Yes you are right. That's why I asked earlier. Also delay is important as you mentioned. Thanks @HurinHu for your great tool.

Well, it is a solution, but this get the images from the news' page, which will fetch all the items one by one, not from google news directly. It is not a proper solution to do as it may take longer time to process ten or more web requests to get the images.
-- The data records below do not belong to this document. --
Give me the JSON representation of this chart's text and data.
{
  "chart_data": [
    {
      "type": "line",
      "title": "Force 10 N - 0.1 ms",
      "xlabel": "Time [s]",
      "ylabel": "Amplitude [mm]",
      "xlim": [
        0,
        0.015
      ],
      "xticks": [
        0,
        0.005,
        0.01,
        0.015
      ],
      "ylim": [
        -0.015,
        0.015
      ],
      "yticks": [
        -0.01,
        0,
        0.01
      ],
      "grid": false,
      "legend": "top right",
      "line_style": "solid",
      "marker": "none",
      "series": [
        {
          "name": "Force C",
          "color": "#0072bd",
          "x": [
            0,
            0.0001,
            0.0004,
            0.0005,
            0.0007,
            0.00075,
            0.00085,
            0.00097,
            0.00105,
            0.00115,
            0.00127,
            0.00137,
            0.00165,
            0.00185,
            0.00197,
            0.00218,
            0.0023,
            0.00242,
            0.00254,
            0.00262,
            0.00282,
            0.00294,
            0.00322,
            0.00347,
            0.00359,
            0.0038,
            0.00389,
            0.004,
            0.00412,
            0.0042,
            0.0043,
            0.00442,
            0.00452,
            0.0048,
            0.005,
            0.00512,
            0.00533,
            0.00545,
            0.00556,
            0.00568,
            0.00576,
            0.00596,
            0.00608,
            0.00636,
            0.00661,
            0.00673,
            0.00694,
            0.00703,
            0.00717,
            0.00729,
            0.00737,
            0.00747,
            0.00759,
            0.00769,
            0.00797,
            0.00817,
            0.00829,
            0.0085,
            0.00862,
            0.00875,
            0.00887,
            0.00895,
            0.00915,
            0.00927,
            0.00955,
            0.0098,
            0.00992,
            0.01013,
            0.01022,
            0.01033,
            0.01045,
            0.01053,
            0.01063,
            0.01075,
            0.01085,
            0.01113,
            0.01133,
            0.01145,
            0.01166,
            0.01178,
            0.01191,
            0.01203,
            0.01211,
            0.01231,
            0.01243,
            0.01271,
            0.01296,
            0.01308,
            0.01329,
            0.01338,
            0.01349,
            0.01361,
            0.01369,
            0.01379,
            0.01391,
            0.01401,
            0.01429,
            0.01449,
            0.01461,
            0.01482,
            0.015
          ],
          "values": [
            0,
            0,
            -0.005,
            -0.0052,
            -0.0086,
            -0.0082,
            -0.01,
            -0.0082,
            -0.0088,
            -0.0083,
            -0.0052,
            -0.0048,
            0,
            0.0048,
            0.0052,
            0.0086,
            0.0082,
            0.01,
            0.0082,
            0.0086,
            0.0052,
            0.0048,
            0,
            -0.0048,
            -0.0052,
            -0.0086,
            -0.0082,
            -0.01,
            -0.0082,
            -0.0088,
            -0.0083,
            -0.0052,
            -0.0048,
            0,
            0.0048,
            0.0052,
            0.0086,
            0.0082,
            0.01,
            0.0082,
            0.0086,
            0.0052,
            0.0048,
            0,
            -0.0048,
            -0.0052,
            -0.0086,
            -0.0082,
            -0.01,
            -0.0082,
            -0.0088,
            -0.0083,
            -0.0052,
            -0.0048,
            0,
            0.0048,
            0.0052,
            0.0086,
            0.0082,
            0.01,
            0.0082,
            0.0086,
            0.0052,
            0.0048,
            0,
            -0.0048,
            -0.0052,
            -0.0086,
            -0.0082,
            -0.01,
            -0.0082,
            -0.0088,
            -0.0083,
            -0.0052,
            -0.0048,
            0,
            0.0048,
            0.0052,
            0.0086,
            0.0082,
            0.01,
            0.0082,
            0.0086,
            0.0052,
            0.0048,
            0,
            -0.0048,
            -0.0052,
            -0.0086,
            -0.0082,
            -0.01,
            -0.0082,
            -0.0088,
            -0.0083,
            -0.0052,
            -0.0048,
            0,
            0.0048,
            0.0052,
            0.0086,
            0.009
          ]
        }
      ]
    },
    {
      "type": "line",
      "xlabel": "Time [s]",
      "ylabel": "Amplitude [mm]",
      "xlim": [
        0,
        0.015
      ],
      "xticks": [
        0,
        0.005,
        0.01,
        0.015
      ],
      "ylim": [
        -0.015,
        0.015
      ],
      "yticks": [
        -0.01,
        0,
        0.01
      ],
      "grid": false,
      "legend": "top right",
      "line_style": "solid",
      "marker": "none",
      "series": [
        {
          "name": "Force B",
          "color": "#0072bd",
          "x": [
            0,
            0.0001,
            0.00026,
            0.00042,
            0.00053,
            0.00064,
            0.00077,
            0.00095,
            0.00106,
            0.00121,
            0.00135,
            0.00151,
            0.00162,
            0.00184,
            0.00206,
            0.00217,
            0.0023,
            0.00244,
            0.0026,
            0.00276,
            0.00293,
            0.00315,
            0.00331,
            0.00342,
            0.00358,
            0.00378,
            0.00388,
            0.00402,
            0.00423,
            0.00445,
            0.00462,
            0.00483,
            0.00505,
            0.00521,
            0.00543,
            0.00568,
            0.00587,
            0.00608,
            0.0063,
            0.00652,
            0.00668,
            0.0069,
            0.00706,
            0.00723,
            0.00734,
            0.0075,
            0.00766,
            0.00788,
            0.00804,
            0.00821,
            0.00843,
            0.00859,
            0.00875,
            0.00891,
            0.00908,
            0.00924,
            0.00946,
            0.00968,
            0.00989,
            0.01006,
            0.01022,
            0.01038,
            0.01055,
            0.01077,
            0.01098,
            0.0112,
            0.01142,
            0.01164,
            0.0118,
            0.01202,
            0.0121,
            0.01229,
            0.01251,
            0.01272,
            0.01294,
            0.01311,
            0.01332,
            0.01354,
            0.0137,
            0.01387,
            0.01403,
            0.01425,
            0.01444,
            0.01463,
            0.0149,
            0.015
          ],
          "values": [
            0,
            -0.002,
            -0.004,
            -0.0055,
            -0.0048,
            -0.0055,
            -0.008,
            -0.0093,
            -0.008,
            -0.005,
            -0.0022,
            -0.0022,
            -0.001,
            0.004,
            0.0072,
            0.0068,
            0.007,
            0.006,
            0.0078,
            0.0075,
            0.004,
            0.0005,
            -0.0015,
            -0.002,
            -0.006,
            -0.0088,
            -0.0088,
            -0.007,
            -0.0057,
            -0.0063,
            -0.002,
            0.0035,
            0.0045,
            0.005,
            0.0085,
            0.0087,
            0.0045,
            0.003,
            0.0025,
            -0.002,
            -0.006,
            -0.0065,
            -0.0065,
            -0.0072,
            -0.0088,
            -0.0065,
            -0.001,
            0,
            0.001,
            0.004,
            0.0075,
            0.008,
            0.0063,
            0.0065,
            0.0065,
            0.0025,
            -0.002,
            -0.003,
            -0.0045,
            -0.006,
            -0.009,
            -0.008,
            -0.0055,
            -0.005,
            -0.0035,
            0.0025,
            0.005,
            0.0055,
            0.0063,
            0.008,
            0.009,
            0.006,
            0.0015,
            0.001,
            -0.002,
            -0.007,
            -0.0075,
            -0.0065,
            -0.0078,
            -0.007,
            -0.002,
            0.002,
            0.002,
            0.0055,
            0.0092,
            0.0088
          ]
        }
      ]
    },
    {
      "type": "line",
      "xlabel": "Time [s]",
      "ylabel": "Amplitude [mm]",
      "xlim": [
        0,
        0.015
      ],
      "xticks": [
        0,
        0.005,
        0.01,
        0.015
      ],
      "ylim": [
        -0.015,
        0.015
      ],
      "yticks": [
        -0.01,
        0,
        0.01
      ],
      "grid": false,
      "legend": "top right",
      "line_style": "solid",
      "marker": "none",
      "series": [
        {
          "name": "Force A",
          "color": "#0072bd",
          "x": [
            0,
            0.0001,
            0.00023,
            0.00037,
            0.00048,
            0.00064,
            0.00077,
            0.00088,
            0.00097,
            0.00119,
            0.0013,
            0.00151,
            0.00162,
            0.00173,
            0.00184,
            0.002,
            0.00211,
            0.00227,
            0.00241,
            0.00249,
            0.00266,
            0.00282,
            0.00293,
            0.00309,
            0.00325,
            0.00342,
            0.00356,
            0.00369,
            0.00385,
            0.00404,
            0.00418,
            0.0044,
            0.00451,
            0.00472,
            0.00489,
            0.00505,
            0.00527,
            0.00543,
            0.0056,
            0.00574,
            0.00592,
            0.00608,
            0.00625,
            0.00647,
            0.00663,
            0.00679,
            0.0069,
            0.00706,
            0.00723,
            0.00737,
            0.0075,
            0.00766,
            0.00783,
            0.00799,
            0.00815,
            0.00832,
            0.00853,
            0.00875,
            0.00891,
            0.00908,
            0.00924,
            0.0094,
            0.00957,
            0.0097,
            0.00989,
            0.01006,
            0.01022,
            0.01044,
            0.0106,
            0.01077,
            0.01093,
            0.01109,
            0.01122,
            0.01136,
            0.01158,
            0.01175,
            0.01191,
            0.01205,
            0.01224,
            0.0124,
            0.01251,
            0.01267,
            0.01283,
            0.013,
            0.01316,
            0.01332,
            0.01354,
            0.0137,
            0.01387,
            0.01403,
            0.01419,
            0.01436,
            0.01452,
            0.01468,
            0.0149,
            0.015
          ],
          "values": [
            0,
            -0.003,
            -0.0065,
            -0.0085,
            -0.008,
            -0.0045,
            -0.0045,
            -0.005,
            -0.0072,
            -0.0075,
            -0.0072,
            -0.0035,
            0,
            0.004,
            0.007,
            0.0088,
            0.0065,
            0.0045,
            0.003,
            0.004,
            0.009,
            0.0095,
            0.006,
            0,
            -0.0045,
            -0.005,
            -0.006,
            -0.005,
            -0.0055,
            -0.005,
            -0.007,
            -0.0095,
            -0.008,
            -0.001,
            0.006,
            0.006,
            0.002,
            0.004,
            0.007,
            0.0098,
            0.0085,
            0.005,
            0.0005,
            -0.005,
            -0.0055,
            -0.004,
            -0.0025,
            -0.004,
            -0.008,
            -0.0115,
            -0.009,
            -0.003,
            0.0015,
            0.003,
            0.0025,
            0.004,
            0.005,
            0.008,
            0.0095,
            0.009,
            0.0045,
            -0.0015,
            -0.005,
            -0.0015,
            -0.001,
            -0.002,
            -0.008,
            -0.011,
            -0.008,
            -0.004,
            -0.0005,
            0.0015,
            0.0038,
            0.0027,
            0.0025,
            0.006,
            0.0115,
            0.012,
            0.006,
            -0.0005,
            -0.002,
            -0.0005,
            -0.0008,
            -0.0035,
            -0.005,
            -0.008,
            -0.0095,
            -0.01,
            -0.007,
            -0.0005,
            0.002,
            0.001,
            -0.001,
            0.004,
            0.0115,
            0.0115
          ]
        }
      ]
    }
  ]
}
If there are multiple pages requested, it may have side effects, like being blocked by the website by fetching the url too frequently or wait for a longer time.

If anybody has this kind of needs, this method may help, but just be aware, set some delay time for each request, or you might easily be blocked.

Here have attached the full code that I'm using currently.

Code

from GoogleNews import GoogleNews as GN
from newspaper import Article
from newspaper import Config
import pandas as pd
import nltk

nltk.download('punkt')

def download_News(data_frame, news_name):
    user_agent = 'Mozilla/5.0 (Macintosh; Intel Mac OS X 10_11_5) AppleWebKit/537.36 (KHTML, like Gecko) ' \
                 'Chrome/50.0.2661.102 Safari/537.36 '
    config = Config()
    config.browser_user_agent = user_agent
    li_st = []
    df = data_frame
    for ind in df.index:
        dict = {}
        try:
            if news_name == 'Google_News':
                article = Article(df['link'][ind], config=config)
                article.download()
                article.parse()
                article.nlp()
                dict['Date'] = df['date'][ind]
                dict['Title'] = article.title
                dict['Top_Image'] = article.top_image
                dict['Link'] = df['link'][ind]
                li_st.append(dict)
        except Exception as e:
            print(e)
            pass

    news_df = pd.DataFrame(li_st)
    news_df.to_json(news_name + '_articles.json', orient='index', indent=4)  # JSON Output

def google_News(start_date, end_date, search_query):
    start_date = start_date.split('-')
    start_date = start_date[1] + '/' + start_date[0] + '/' + start_date[2]
    end_date = end_date.split('-')
    end_date = end_date[1] + '/' + end_date[0] + '/' + end_date[2]

    googlenews = GN(start=start_date, end=end_date)
    googlenews.search(search_query)
    result = googlenews.result(sort=True)
    df = pd.DataFrame(result)
    return df

def start():
    start_date = input('Enter start date (DD-MM-YYYY): ')
    end_date = input('Enter end date (DD-MM-YYYY): ')
    search_query = input('Enter Search Query: ')

    return start_date, end_date, search_query

if __name__ == '__main__':
    query = start()
    googleNews = google_News(query[0], query[1], query[2])
    download_News(googleNews, news_name='Google_News')

Output

image

jacobhtye commented 2 years ago

@HurinHu just added some comments to my pull request you closed. Let me know if that makes any difference.